八雲の泊まる部屋は白河よりも上の位置、下の部屋からしたという事であれば怪しくなってくる。
「え……と、待って。物音がしたって柄池君と話していた時間と重なるとは?」
「では、柄池と話していた時間は?」
再び、たどたどしい言葉で白河は語ると、時間について龍富は追求の言葉を送る。
白河はスマホを確認して解答する。
「一時間前ね」
「あら、奇遇。私も聞いたの一時間前」
白河は一時間前と語ると、八雲も同じく一時間前と答えた。
本で顔の下半分を隠していて八雲は表情が見えなかった。
対して白河の雲行きが怪しい。
「えっと、間違いってこともあるわよね?」
無理な笑顔で白河は答える。
言葉の前に動揺していたところは見えていた。
「あと、もう一つ思い出したわ。下からの物音で」
八雲はついでとばかりに攻めの言葉を出した。
見るまでもなく白河は顔が不安に染まっていた。
「私、窓から顔を出して見たけど、音だけは聞こえたの、男性が何やら抵抗していそうな声が」
八雲の証言に白河は不味いとの語句が顔から溢れていた
ここまで八雲の証言を聞いて、大越は違和感を感じ始めた。
おそらく皆と考えていることは違う事を。
「上からで見えなかったし、声もどこの男性がやっていたかも分からないけど、男性が抵抗している音は聞こえたわね」
八雲の証言に白河は動揺の眼を向けていた。
その白河の行動に龍富はより険しい目を向ける裏で、愛川は皆の裏に回っていく。
(なんかすごいことになっているけど、なんか違う気がしなくもない感じ……)
大越は違和感を心の中で言葉として形に出していた。
大越は物音までは聞こえたのは分かったが、それ以降の男性の抵抗の音や声については覚えがなかった。
覚えは無いがもしかすると、大越が聞き逃している可能性もあって、大越は追求する気は無いのである。
「では、いいですか? この部屋を先に調査しても」
龍富は調査の提案を言葉にした。
表情は犯人を見ていると大して変わらなかい。
「あっ……その、構わないけど、私からも聞いても?」
「……そうですね。

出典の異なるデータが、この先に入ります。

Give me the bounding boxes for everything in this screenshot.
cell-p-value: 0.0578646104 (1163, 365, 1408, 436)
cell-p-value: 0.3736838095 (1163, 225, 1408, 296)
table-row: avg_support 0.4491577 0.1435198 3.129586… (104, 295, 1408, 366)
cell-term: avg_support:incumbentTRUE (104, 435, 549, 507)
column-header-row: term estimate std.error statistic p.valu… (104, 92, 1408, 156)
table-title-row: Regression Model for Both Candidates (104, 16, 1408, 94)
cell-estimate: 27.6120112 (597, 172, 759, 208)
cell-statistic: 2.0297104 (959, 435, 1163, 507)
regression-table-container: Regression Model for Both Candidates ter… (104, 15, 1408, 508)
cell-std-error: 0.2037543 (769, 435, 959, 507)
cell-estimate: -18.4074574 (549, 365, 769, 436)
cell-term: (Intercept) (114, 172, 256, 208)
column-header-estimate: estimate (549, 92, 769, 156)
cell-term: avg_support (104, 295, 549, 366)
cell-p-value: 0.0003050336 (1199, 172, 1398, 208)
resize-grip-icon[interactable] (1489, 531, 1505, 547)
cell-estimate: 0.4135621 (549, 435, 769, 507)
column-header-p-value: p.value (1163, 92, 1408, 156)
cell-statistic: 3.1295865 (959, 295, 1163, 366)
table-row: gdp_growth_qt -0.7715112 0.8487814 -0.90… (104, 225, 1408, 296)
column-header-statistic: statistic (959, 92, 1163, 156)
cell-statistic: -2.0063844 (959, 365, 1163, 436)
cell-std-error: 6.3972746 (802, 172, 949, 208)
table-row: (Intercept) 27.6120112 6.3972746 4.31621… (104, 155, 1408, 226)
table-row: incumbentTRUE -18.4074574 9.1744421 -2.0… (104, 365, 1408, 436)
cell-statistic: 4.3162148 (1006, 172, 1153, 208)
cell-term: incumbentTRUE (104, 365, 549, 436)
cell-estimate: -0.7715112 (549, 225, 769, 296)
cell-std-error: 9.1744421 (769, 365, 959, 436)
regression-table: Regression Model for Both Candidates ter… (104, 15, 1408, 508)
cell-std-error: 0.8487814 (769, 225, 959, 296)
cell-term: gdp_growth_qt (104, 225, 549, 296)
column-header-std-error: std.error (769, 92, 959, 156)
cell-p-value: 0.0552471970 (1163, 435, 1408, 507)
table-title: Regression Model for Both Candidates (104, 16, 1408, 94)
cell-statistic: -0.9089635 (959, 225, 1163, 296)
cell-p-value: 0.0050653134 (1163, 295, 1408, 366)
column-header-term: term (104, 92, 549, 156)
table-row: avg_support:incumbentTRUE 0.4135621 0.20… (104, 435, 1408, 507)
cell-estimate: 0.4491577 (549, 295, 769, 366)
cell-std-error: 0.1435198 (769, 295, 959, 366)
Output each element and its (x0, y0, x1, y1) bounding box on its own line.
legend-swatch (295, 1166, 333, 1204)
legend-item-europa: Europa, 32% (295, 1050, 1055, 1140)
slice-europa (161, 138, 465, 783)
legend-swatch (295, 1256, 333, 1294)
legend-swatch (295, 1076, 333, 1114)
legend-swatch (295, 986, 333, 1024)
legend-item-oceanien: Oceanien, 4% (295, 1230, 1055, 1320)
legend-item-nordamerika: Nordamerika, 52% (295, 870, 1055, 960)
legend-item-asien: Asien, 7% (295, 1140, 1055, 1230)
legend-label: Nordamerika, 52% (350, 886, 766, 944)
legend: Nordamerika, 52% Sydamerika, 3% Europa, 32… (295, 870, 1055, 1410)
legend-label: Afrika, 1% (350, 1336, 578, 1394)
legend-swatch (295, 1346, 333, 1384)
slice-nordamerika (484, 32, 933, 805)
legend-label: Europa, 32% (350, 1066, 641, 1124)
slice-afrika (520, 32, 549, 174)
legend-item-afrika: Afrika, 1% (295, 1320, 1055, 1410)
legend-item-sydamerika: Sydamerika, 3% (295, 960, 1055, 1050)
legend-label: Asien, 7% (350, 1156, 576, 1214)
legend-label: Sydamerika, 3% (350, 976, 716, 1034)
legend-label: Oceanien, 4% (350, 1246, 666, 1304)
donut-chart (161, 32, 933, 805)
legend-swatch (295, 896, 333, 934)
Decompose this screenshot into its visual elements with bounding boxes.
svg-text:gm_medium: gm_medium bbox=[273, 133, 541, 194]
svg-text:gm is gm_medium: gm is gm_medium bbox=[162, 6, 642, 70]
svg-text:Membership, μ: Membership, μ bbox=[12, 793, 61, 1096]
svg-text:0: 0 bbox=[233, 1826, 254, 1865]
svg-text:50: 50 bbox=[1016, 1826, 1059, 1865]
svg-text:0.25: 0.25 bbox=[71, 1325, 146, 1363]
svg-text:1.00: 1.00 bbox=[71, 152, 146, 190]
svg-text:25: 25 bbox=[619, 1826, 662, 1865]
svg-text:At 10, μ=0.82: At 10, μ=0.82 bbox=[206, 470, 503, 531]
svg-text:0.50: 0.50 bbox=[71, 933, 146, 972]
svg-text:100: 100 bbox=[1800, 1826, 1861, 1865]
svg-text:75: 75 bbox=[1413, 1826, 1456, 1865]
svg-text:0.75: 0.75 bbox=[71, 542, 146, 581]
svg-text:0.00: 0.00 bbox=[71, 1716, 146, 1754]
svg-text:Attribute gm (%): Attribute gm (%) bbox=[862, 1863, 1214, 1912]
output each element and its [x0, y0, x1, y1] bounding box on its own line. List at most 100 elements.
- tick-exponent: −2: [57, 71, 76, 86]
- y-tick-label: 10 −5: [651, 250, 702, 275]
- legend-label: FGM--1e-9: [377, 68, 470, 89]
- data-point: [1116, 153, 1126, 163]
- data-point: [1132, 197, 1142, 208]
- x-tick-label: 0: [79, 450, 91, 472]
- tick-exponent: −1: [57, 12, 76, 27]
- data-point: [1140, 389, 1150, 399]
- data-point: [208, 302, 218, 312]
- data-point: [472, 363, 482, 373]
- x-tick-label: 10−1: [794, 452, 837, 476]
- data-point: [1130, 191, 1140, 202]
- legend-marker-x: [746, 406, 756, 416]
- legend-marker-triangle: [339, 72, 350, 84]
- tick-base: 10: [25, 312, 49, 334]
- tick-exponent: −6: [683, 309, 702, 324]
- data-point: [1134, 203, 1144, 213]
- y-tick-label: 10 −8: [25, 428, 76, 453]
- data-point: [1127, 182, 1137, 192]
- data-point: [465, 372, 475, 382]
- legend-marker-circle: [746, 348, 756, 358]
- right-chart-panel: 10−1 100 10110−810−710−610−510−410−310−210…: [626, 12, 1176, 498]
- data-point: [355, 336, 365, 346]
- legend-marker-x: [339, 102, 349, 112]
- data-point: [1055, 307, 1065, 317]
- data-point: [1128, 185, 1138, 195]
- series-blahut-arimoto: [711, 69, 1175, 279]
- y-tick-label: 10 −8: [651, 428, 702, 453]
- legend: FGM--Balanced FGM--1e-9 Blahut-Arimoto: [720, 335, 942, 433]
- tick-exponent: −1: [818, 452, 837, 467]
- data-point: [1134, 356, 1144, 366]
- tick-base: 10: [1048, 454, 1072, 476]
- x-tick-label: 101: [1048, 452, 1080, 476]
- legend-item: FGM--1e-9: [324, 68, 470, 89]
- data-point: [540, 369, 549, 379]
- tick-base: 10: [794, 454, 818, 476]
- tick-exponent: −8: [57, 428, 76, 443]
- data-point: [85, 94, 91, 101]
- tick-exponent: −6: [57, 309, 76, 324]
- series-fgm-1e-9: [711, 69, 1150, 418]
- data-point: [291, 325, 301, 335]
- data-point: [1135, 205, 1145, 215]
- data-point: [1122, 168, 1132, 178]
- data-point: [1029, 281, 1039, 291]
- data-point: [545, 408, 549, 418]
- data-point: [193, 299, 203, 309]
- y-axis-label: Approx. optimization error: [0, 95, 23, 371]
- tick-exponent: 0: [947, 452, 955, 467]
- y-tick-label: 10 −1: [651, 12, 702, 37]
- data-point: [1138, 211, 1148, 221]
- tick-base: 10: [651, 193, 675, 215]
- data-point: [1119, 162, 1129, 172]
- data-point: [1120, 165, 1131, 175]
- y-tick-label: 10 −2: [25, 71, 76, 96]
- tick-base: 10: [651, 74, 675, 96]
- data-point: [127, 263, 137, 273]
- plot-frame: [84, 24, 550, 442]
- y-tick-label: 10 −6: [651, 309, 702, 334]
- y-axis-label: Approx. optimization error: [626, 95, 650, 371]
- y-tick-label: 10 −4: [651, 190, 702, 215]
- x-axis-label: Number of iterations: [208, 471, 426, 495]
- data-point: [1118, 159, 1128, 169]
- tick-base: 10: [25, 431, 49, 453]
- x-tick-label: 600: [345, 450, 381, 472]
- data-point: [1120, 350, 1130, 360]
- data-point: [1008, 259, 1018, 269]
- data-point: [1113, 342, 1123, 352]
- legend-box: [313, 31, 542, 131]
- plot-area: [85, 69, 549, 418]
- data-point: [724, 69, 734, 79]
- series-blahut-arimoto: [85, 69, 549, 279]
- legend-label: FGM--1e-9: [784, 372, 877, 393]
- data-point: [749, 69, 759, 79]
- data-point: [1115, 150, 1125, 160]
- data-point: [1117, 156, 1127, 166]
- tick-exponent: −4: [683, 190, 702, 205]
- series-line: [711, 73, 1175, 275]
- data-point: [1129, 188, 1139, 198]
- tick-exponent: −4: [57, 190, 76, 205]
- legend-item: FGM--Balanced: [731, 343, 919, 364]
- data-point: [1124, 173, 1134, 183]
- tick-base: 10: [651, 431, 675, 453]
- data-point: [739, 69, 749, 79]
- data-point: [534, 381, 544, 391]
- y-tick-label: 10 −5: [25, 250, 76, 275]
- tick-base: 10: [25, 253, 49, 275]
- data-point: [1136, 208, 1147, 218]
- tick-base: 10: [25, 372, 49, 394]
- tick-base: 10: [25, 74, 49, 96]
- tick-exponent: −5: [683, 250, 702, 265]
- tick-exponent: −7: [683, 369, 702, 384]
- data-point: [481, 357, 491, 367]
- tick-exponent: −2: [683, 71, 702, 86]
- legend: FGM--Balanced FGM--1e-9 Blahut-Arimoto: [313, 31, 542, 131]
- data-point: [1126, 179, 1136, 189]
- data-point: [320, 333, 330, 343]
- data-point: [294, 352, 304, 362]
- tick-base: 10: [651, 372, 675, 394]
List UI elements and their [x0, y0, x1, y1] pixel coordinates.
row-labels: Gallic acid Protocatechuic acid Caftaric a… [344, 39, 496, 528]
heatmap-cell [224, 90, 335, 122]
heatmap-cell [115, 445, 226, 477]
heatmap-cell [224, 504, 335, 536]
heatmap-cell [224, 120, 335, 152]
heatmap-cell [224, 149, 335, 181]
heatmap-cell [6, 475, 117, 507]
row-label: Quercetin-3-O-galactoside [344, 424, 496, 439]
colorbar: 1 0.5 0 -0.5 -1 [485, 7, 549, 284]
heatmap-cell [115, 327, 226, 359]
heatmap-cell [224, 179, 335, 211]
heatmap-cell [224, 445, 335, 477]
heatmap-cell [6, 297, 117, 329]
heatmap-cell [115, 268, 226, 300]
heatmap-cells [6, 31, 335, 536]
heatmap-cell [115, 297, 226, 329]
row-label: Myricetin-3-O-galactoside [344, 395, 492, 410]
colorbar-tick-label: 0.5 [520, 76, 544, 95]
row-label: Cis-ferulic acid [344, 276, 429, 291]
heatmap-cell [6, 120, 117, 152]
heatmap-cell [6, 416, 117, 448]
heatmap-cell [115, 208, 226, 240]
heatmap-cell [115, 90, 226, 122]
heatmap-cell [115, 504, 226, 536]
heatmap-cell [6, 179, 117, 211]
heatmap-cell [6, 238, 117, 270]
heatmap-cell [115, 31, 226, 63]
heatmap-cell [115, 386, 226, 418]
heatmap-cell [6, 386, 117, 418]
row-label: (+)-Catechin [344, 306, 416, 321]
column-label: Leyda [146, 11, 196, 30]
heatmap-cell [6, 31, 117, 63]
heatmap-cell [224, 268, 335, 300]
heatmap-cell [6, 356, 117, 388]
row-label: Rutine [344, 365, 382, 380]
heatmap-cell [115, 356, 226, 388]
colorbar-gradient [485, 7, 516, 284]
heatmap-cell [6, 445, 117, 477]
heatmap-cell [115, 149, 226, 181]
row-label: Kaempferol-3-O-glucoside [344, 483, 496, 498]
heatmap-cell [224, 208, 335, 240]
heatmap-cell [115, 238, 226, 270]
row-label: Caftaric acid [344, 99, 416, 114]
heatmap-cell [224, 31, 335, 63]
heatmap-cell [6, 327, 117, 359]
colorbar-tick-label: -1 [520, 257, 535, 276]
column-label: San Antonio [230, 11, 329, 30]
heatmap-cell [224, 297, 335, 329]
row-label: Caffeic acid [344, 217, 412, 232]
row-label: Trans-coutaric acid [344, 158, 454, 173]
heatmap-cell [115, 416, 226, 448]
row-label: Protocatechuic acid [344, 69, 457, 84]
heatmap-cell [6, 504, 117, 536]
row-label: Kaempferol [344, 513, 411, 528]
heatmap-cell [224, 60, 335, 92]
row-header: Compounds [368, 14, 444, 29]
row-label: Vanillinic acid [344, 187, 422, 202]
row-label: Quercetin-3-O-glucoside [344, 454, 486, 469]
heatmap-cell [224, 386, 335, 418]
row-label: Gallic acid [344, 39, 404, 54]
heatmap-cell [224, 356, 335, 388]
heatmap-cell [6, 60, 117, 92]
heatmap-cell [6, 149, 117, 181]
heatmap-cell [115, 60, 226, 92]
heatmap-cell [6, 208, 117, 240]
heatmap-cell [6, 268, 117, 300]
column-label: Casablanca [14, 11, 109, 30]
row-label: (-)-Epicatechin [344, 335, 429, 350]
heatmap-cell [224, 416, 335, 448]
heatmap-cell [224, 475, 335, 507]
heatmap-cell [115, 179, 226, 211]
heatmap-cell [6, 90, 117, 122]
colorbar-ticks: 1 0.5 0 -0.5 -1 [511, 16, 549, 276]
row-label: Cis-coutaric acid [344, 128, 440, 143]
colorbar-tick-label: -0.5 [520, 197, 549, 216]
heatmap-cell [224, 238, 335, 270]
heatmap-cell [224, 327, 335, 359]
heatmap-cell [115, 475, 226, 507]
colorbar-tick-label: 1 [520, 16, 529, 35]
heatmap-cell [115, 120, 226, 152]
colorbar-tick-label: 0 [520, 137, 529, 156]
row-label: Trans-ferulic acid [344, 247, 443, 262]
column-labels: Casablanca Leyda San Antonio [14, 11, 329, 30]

いいですよ」
白河はいいとは言うも、質問の要望も出す。
龍富は少し考えて了承の言葉を出し、その言葉に隠れて、愛川は白河の後ろに近づいていた。
「雰囲気から察して、柄池君が大ごとに巻き込まれ、今はいないのよね?」
「はい」
少したどたどしさを残した白河の質問に龍富は肯定をする。
「で、私が怪しいと」
「はい、そうです」
白河は再度聞いて、龍富は答える。
白河は次第に小さくなっていくように見えていった。
「私、柄池君が行って以降は本当に知らないんですけど……」
「分かりました。では先に部屋を調査してからで」
白河は知らないとの心意を言葉に出すも龍富は少しだけは汲み取りながらも自らのやる事を言葉にして進めた。
「あ、はい……」
それに対しては白河も理解を言葉で示した。
変に抵抗を見せれば逆に怪しまれる以上、大越が白河の立場にいても同じくしただろう。
龍富も含む6人が動き始めると、その中で一人だけ動かなかった人がいた。
「みんなちょっといい?」
「え、どうかしたの?」
白河の近くで動かなかった人、愛川は待機の言葉を話す。
それに対して大越は疑問を出す。
その愛川はいつのまにか白河の服に触れていた。
「白河さんは柄池君をさらって監禁してないよ、間違いなく」
愛川は周りに向けて言葉を伝えた。